AURORA, Colo. — Three Colorado cops from Aurora Police Department linked to controversial photos snapped at the site of a memorial for Elijah McClain were fired Friday, according to reports.
Federal authorities said Tuesday that an ongoing review into the death of McClain who died after being put into a carotid restraint by police began last year to see if a civil-rights investigation is warranted.
The firings came after a fourth officer linked to the photos resigned from the police agency earlier in the week, FOX 31 of Denver reported.
In at least one of the photos, the smiling officers appear to make light of the circumstances at the memorial site, reported FOX.
Kyle Dittrich, Erica Morrera and Jason Rosenblatt were terminated from the police department on Friday. Officer Jaron Jones resigned earlier.
One photo shows Jones with one of his arms around Dittrich’s neck as Morrera looks on. Rosenblatt was identified as an officer who responded “HaHa” after the photo was shared in a group chat online.
Previously, Rosenblatt was one of three officers reassigned to “non-enforcement” duties in connection with McClain’s death last August. The two other officers were identified as Nathan Woodyard and Randy Roedema, according to FOX.
Woodyard is the officer who applied the carotid restraint maneuver on McClain, The Associated Press reported.
One reason for the reassignments was that the three officers were facing death threats over their ties to the McClain case, a police spokesman told FOX 31.
Aurora’s mayor condemned the fired officers behavior.

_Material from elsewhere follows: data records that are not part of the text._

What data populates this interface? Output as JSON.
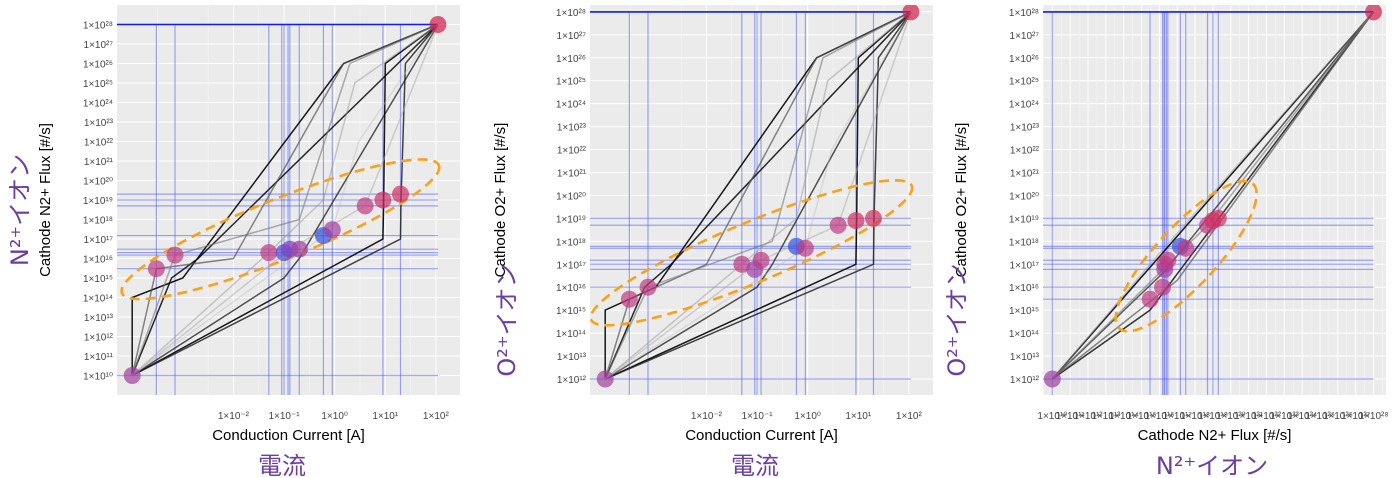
{
  "labels": {
    "p1_bottom": "電流",
    "p1_side": "N²⁺イオン",
    "p2_bottom": "電流",
    "p2_side": "O²⁺イオン",
    "p3_bottom": "N²⁺イオン",
    "p3_side": "O²⁺イオン"
  },
  "chart_data": [
    {
      "type": "scatter",
      "xlabel": "Conduction Current [A]",
      "ylabel": "Cathode N2+ Flux [#/s]",
      "xscale": "log",
      "yscale": "log",
      "xlim": [
        5e-05,
        300
      ],
      "ylim": [
        1000000000.0,
        1e+29
      ],
      "xticks": [
        0.01,
        0.1,
        1,
        10,
        100
      ],
      "xticklabels": [
        "1×10⁻²",
        "1×10⁻¹",
        "1×10⁰",
        "1×10¹",
        "1×10²"
      ],
      "yticks_exp": [
        10,
        11,
        12,
        13,
        14,
        15,
        16,
        17,
        18,
        19,
        20,
        21,
        22,
        23,
        24,
        25,
        26,
        27,
        28
      ],
      "grid": true,
      "points": [
        {
          "x": 0.0001,
          "y": 10000000000.0,
          "c": "#a040a0"
        },
        {
          "x": 0.0003,
          "y": 3000000000000000.0,
          "c": "#c03a80"
        },
        {
          "x": 0.0007,
          "y": 1.5e+16,
          "c": "#c03a80"
        },
        {
          "x": 0.05,
          "y": 2e+16,
          "c": "#c03a80"
        },
        {
          "x": 0.1,
          "y": 2e+16,
          "c": "#5050d0"
        },
        {
          "x": 0.13,
          "y": 3e+16,
          "c": "#8040c0"
        },
        {
          "x": 0.2,
          "y": 3e+16,
          "c": "#a040a0"
        },
        {
          "x": 0.6,
          "y": 1.5e+17,
          "c": "#3050e0"
        },
        {
          "x": 0.9,
          "y": 3e+17,
          "c": "#a040a0"
        },
        {
          "x": 4,
          "y": 5e+18,
          "c": "#c03a80"
        },
        {
          "x": 9,
          "y": 1e+19,
          "c": "#d03060"
        },
        {
          "x": 20,
          "y": 2e+19,
          "c": "#d03060"
        },
        {
          "x": 110,
          "y": 1e+28,
          "c": "#d0204a"
        }
      ],
      "vlines": [
        0.0003,
        0.0007,
        0.05,
        0.09,
        0.1,
        0.12,
        0.13,
        0.2,
        0.6,
        0.9,
        9,
        20
      ],
      "hlines": [
        10000000000.0,
        3000000000000000.0,
        1.5e+16,
        2e+16,
        3e+16,
        1.5e+17,
        5e+18,
        1e+19,
        2e+19,
        1e+28
      ],
      "anchor": [
        110,
        1e+28
      ],
      "ellipse": {
        "x": [
          0.00018,
          40
        ],
        "y": [
          500000000000000.0,
          2e+20
        ]
      },
      "curves": [
        {
          "x": [
            0.0001,
            0.0001,
            0.001,
            1.5,
            110
          ],
          "y": [
            10000000000.0,
            100000000000000.0,
            1000000000000000.0,
            1e+26,
            1e+28
          ],
          "c": "#000",
          "o": 0.9
        },
        {
          "x": [
            0.0001,
            0.0006,
            0.002,
            110
          ],
          "y": [
            10000000000.0,
            1000000000000000.0,
            1e+16,
            1e+28
          ],
          "c": "#111",
          "o": 0.9
        },
        {
          "x": [
            0.0001,
            0.1,
            0.2,
            110
          ],
          "y": [
            10000000000.0,
            1000000000000000.0,
            1e+16,
            1e+28
          ],
          "c": "#333",
          "o": 0.85
        },
        {
          "x": [
            0.0001,
            9,
            9.3,
            10,
            110
          ],
          "y": [
            10000000000.0,
            1e+17,
            1e+19,
            1e+26,
            1e+28
          ],
          "c": "#000",
          "o": 0.9
        },
        {
          "x": [
            0.0001,
            20,
            20.5,
            25,
            110
          ],
          "y": [
            10000000000.0,
            1e+17,
            1e+19,
            1e+26,
            1e+28
          ],
          "c": "#222",
          "o": 0.85
        },
        {
          "x": [
            0.0001,
            0.0003,
            0.01,
            1.5,
            110
          ],
          "y": [
            10000000000.0,
            3000000000000000.0,
            1e+16,
            1e+26,
            1e+28
          ],
          "c": "#555",
          "o": 0.7
        },
        {
          "x": [
            0.0001,
            0.0007,
            0.2,
            2,
            110
          ],
          "y": [
            10000000000.0,
            1.5e+16,
            1e+18,
            1e+26,
            1e+28
          ],
          "c": "#777",
          "o": 0.6
        },
        {
          "x": [
            0.0001,
            0.05,
            0.6,
            2.5,
            110
          ],
          "y": [
            10000000000.0,
            2e+16,
            1e+19,
            1e+25,
            1e+28
          ],
          "c": "#999",
          "o": 0.5
        },
        {
          "x": [
            0.0001,
            0.13,
            4,
            110
          ],
          "y": [
            10000000000.0,
            3e+16,
            5e+18,
            1e+28
          ],
          "c": "#aaa",
          "o": 0.5
        },
        {
          "x": [
            0.0001,
            0.9,
            3,
            110
          ],
          "y": [
            10000000000.0,
            3e+17,
            1e+22,
            1e+28
          ],
          "c": "#bbb",
          "o": 0.4
        }
      ]
    },
    {
      "type": "scatter",
      "xlabel": "Conduction Current [A]",
      "ylabel": "Cathode O2+ Flux [#/s]",
      "xscale": "log",
      "yscale": "log",
      "xlim": [
        5e-05,
        300
      ],
      "ylim": [
        200000000000.0,
        2e+28
      ],
      "xticks": [
        0.01,
        0.1,
        1,
        10,
        100
      ],
      "xticklabels": [
        "1×10⁻²",
        "1×10⁻¹",
        "1×10⁰",
        "1×10¹",
        "1×10²"
      ],
      "yticks_exp": [
        12,
        13,
        14,
        15,
        16,
        17,
        18,
        19,
        20,
        21,
        22,
        23,
        24,
        25,
        26,
        27,
        28
      ],
      "grid": true,
      "points": [
        {
          "x": 0.0001,
          "y": 1000000000000.0,
          "c": "#a040a0"
        },
        {
          "x": 0.0003,
          "y": 3000000000000000.0,
          "c": "#c03a80"
        },
        {
          "x": 0.0007,
          "y": 1e+16,
          "c": "#c03a80"
        },
        {
          "x": 0.05,
          "y": 1e+17,
          "c": "#c03a80"
        },
        {
          "x": 0.09,
          "y": 6e+16,
          "c": "#a040a0"
        },
        {
          "x": 0.12,
          "y": 1.5e+17,
          "c": "#c03a80"
        },
        {
          "x": 0.6,
          "y": 6e+17,
          "c": "#3050e0"
        },
        {
          "x": 0.9,
          "y": 5e+17,
          "c": "#c03a80"
        },
        {
          "x": 4,
          "y": 5e+18,
          "c": "#c03a80"
        },
        {
          "x": 9,
          "y": 8e+18,
          "c": "#d03060"
        },
        {
          "x": 20,
          "y": 1e+19,
          "c": "#d03060"
        },
        {
          "x": 110,
          "y": 1e+28,
          "c": "#d0204a"
        }
      ],
      "vlines": [
        0.0003,
        0.0007,
        0.05,
        0.09,
        0.1,
        0.12,
        0.6,
        0.9,
        9,
        20
      ],
      "hlines": [
        1000000000000.0,
        1e+16,
        6e+16,
        1e+17,
        1.5e+17,
        5e+17,
        6e+17,
        5e+18,
        1e+19,
        1e+28
      ],
      "anchor": [
        110,
        1e+28
      ],
      "ellipse": {
        "x": [
          0.00015,
          40
        ],
        "y": [
          1000000000000000.0,
          1e+20
        ]
      },
      "curves": [
        {
          "x": [
            0.0001,
            0.0001,
            0.001,
            1.5,
            110
          ],
          "y": [
            1000000000000.0,
            1000000000000000.0,
            1e+16,
            1e+26,
            1e+28
          ],
          "c": "#000",
          "o": 0.9
        },
        {
          "x": [
            0.0001,
            0.0006,
            0.002,
            110
          ],
          "y": [
            1000000000000.0,
            1e+16,
            1e+17,
            1e+28
          ],
          "c": "#111",
          "o": 0.9
        },
        {
          "x": [
            0.0001,
            0.1,
            0.2,
            110
          ],
          "y": [
            1000000000000.0,
            1e+16,
            1e+17,
            1e+28
          ],
          "c": "#333",
          "o": 0.85
        },
        {
          "x": [
            0.0001,
            9,
            9.3,
            10,
            110
          ],
          "y": [
            1000000000000.0,
            1e+17,
            1e+19,
            1e+26,
            1e+28
          ],
          "c": "#000",
          "o": 0.9
        },
        {
          "x": [
            0.0001,
            20,
            20.5,
            25,
            110
          ],
          "y": [
            1000000000000.0,
            1e+17,
            1e+19,
            1e+26,
            1e+28
          ],
          "c": "#222",
          "o": 0.85
        },
        {
          "x": [
            0.0001,
            0.0003,
            0.01,
            1.5,
            110
          ],
          "y": [
            1000000000000.0,
            3000000000000000.0,
            1e+17,
            1e+26,
            1e+28
          ],
          "c": "#555",
          "o": 0.7
        },
        {
          "x": [
            0.0001,
            0.0007,
            0.2,
            2,
            110
          ],
          "y": [
            1000000000000.0,
            1e+16,
            1e+18,
            1e+26,
            1e+28
          ],
          "c": "#777",
          "o": 0.6
        },
        {
          "x": [
            0.0001,
            0.05,
            0.6,
            2.5,
            110
          ],
          "y": [
            1000000000000.0,
            1e+17,
            1e+19,
            1e+25,
            1e+28
          ],
          "c": "#999",
          "o": 0.5
        },
        {
          "x": [
            0.0001,
            0.12,
            4,
            110
          ],
          "y": [
            1000000000000.0,
            1.5e+17,
            5e+18,
            1e+28
          ],
          "c": "#aaa",
          "o": 0.5
        },
        {
          "x": [
            0.0001,
            0.9,
            3,
            110
          ],
          "y": [
            1000000000000.0,
            5e+17,
            1e+22,
            1e+28
          ],
          "c": "#bbb",
          "o": 0.4
        }
      ]
    },
    {
      "type": "scatter",
      "xlabel": "Cathode N2+ Flux [#/s]",
      "ylabel": "Cathode O2+ Flux [#/s]",
      "xscale": "log",
      "yscale": "log",
      "xlim": [
        3000000000.0,
        5e+28
      ],
      "ylim": [
        200000000000.0,
        2e+28
      ],
      "xticks_exp": [
        10,
        11,
        12,
        13,
        14,
        15,
        16,
        17,
        18,
        19,
        20,
        21,
        22,
        23,
        24,
        25,
        26,
        27,
        28
      ],
      "yticks_exp": [
        12,
        13,
        14,
        15,
        16,
        17,
        18,
        19,
        20,
        21,
        22,
        23,
        24,
        25,
        26,
        27,
        28
      ],
      "grid": true,
      "points": [
        {
          "x": 10000000000.0,
          "y": 1000000000000.0,
          "c": "#a040a0"
        },
        {
          "x": 3000000000000000.0,
          "y": 3000000000000000.0,
          "c": "#c03a80"
        },
        {
          "x": 1.5e+16,
          "y": 1e+16,
          "c": "#c03a80"
        },
        {
          "x": 2e+16,
          "y": 1e+17,
          "c": "#c03a80"
        },
        {
          "x": 2e+16,
          "y": 6e+16,
          "c": "#a040a0"
        },
        {
          "x": 3e+16,
          "y": 1.5e+17,
          "c": "#c03a80"
        },
        {
          "x": 1.5e+17,
          "y": 6e+17,
          "c": "#3050e0"
        },
        {
          "x": 3e+17,
          "y": 5e+17,
          "c": "#c03a80"
        },
        {
          "x": 5e+18,
          "y": 5e+18,
          "c": "#c03a80"
        },
        {
          "x": 1e+19,
          "y": 8e+18,
          "c": "#d03060"
        },
        {
          "x": 2e+19,
          "y": 1e+19,
          "c": "#d03060"
        },
        {
          "x": 1e+28,
          "y": 1e+28,
          "c": "#d0204a"
        }
      ],
      "vlines": [
        10000000000.0,
        3000000000000000.0,
        1.5e+16,
        1.8e+16,
        2e+16,
        2.5e+16,
        3e+16,
        1.5e+17,
        3e+17,
        5e+18,
        1e+19,
        2e+19
      ],
      "hlines": [
        1000000000000.0,
        3000000000000000.0,
        1e+16,
        6e+16,
        1e+17,
        1.5e+17,
        5e+17,
        6e+17,
        5e+18,
        1e+19
      ],
      "anchor": [
        1e+28,
        1e+28
      ],
      "ellipse": {
        "x": [
          500000000000000.0,
          2e+20
        ],
        "y": [
          1000000000000000.0,
          5e+19
        ]
      },
      "curves": [
        {
          "x": [
            10000000000.0,
            1e+28
          ],
          "y": [
            1000000000000.0,
            1e+28
          ],
          "c": "#000",
          "o": 0.9
        },
        {
          "x": [
            10000000000.0,
            3000000000000000.0,
            1e+28
          ],
          "y": [
            1000000000000.0,
            1000000000000000.0,
            1e+28
          ],
          "c": "#111",
          "o": 0.85
        },
        {
          "x": [
            10000000000.0,
            2e+16,
            1e+28
          ],
          "y": [
            1000000000000.0,
            5e+16,
            1e+28
          ],
          "c": "#333",
          "o": 0.8
        },
        {
          "x": [
            10000000000.0,
            1e+17,
            1e+28
          ],
          "y": [
            1000000000000.0,
            2e+16,
            1e+28
          ],
          "c": "#555",
          "o": 0.7
        },
        {
          "x": [
            10000000000.0,
            5e+18,
            1e+28
          ],
          "y": [
            1000000000000.0,
            5e+18,
            1e+28
          ],
          "c": "#777",
          "o": 0.6
        },
        {
          "x": [
            10000000000.0,
            1e+16,
            1e+28
          ],
          "y": [
            1000000000000.0,
            3e+17,
            1e+28
          ],
          "c": "#999",
          "o": 0.5
        }
      ]
    }
  ]
}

“The officers’ actions in these photos are appalling and inexcusable and will not be tolerated by the Interim Chief or by me,” Aurora Mayor Mike Coffman said, according to FOX 31.
Interim police Chief Vanessa Wilson said she spoke with all four officers immediately after learning about the photos in late June.
“We are ashamed, we are sickened, and we are angry,” Wilson said, according to AP. The officers may not have committed a crime, but the photographs were “a crime against humanity and decency,” she added.
The officers’ cellphones were collected as part of an investigation, Wilson told FOX 31.
On Tuesday, a review board decided all four officers should be fired but the officers were given 72 hours to produce any new information they wanted the board to consider. Jones resigned soon afterward and the other officers were terminated Friday, FOX 31 reported.
The Aurora Police Association – the union that represents the officers – opposed the firing of Rosenblatt, arguing he was not involved in taking or distributing the photos, and hadn’t even seen them until months later.
“Though this Officer had no part in the taking or distribution of the photos, and was sent the photos months after they were first taken, he was terminated from his job as an Aurora Police Officer effective immediately,” the union wrote in a Facebook post.
Police put McClain in a carotid restraint (media sources continue to call it a chokehold) during a confrontation Aug. 24. McClain suffered a cardiac arrest on the way to the hospital and was later declared brain dead. He was taken off life support less than a week later.